The more exposure, the better. Teach pop-up classes at athleisure stores like Athleta, host a table at health and fitness-related events and fairs, participate in farmer’s markets, and search for organizations that could benefit from your expertise. Trade your services for email addresses by ensuring you capture contact information at each event.
Email is still the king of conversion from prospect to purchase. As you gather emails, keep in touch with weekly newsletters updating clients on future classes, studio progress, and events. Don’t worry about over-contacting clients at this point. Instead, make sure your newsletters are entertaining and engaging and include a clear call to action- such as purchasing a founding membership or trial pass.
While social media and email marketing are powerful tools, don’t underestimate the power of local advertising. These can get expensive quickly, so do your market research. Where are your ideal client’s consuming their media? Is it via Radio? Newspaper? Billboard? The local news? Once you choose, reach out to advertising outlets with your story and ask if they’d be willing to publish a press release on your upcoming opening. Those are free!
Your website is often the first point of contact potential clients have with your business, so making a great first impression is essential. Your website should be user-friendly, visually attractive without being overwhelming, and optimized for search engines. Don’t forget to have a purchase link on every page above the fold- clients should be able to purchase without scrolling down.

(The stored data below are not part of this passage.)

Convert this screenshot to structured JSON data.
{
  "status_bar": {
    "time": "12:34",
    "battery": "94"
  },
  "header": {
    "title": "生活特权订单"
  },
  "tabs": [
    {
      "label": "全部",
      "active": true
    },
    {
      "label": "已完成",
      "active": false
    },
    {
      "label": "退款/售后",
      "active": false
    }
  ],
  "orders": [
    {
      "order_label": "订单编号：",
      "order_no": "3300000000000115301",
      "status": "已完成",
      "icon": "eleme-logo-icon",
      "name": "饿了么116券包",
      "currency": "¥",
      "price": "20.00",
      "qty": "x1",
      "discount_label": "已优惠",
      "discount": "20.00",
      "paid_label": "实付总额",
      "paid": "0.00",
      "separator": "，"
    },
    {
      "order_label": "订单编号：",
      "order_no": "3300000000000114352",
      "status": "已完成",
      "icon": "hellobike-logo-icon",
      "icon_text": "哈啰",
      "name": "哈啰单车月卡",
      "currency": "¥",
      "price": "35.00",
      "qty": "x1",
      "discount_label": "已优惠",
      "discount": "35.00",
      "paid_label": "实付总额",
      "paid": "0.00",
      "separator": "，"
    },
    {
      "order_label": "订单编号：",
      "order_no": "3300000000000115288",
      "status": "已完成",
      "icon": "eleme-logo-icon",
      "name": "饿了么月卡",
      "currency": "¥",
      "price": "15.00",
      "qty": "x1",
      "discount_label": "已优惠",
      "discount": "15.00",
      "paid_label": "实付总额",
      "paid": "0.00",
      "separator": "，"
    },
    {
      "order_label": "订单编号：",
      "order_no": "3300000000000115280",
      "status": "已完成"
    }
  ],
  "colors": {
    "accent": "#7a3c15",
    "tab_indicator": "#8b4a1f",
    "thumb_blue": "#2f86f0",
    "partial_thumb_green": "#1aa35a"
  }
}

Once your website is live, dedicate time to optimizing your Google page. You can get the step-by-step instructions here.
It may feel overwhelming, but this should be the fun part. You’ve put all the work in to get to this point; now it’s time to share your offerings with clients who will benefit from your months of effort. If it starts to feel like too much, start back at the top and check one item off at a time. Remember to grab the free grand-opening checklist to keep yourself organized and on track. Congratulations!